He suggested: "If you like, my dear Paul, we'll go together, after dinner, when she's up, and you will inform her of your decision."
Their eyes met, fixed, full of unfathomable thoughts, then looked in another direction. And Paul replied with an air of indifference:
"Yes, willingly. We'll talk about this presently."
A waiter from the hotel came to inform them that Doctor Black had just arrived for his visit to the Princess; and the Marquis forthwith went out to catch him in the passage. He explained the situation to the doctor, his son-in-law's embarrassment and his daughter's earnest wish, and he brought him in without resistance.

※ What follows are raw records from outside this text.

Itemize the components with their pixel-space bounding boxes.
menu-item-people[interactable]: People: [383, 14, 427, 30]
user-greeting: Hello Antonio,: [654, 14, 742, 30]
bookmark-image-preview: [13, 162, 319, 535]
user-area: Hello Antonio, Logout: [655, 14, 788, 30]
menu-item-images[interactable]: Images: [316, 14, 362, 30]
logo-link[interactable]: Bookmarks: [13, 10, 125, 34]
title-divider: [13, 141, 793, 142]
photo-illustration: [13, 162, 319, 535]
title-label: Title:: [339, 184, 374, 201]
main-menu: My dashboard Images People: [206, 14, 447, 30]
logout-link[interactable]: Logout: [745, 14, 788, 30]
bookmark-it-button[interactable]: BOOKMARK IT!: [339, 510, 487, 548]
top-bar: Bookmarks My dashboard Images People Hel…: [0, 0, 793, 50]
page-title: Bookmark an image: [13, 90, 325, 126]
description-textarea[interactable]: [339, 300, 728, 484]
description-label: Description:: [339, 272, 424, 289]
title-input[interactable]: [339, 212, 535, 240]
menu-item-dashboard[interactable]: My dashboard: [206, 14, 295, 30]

As soon as the little man with the big head had entered Christiane's apartment, she said: "Papa, leave us alone!" And the Marquis withdrew.
Thereupon, she enumerated her disquietudes, her terrors, her nightmares, in a low, sweet voice, as though she were at confession. And the physician listened to her like a priest, covering her sometimes with his big round eyes, showed his attention by a little nod of the head, murmured a "That's it," which seemed to mean, "I know your case at the end of my fingers, and I will cure you whenever I like."
When she had finished speaking, he began in his turn to question her with extreme minuteness of detail about her life, her habits, her course of diet, her treatment. At one moment he appeared to express approval with a gesture, at another to convey blame with an "Oh!" full of reservations. When she came to her great fear that the child was misplaced, he rose up, and with an ecclesiastical modesty, lightly passed his hand over the counterpane, and then remarked, "No, it's all right."
And she felt a longing to embrace him. What a good man this physician was!
He sat down at the table, took a sheet of paper, and wrote out the prescription. It was long, very long. Then he came back close to the bed, and, in an altered tone, clearly indicating that he had finished his professional and sacred duty, he began to chat. He had a deep, unctuous voice, the powerful voice of a thickset dwarf, and there were hidden questions in his most ordinary phrases. He talked about everything. Gontran's marriage seemed to interest him considerably. Then, with his ugly smile like that of an ill-shaped being:
"I have said nothing yet to you about M. Bretigny's marriage, although it cannot be a secret, for Père Oriol has told it to everybody."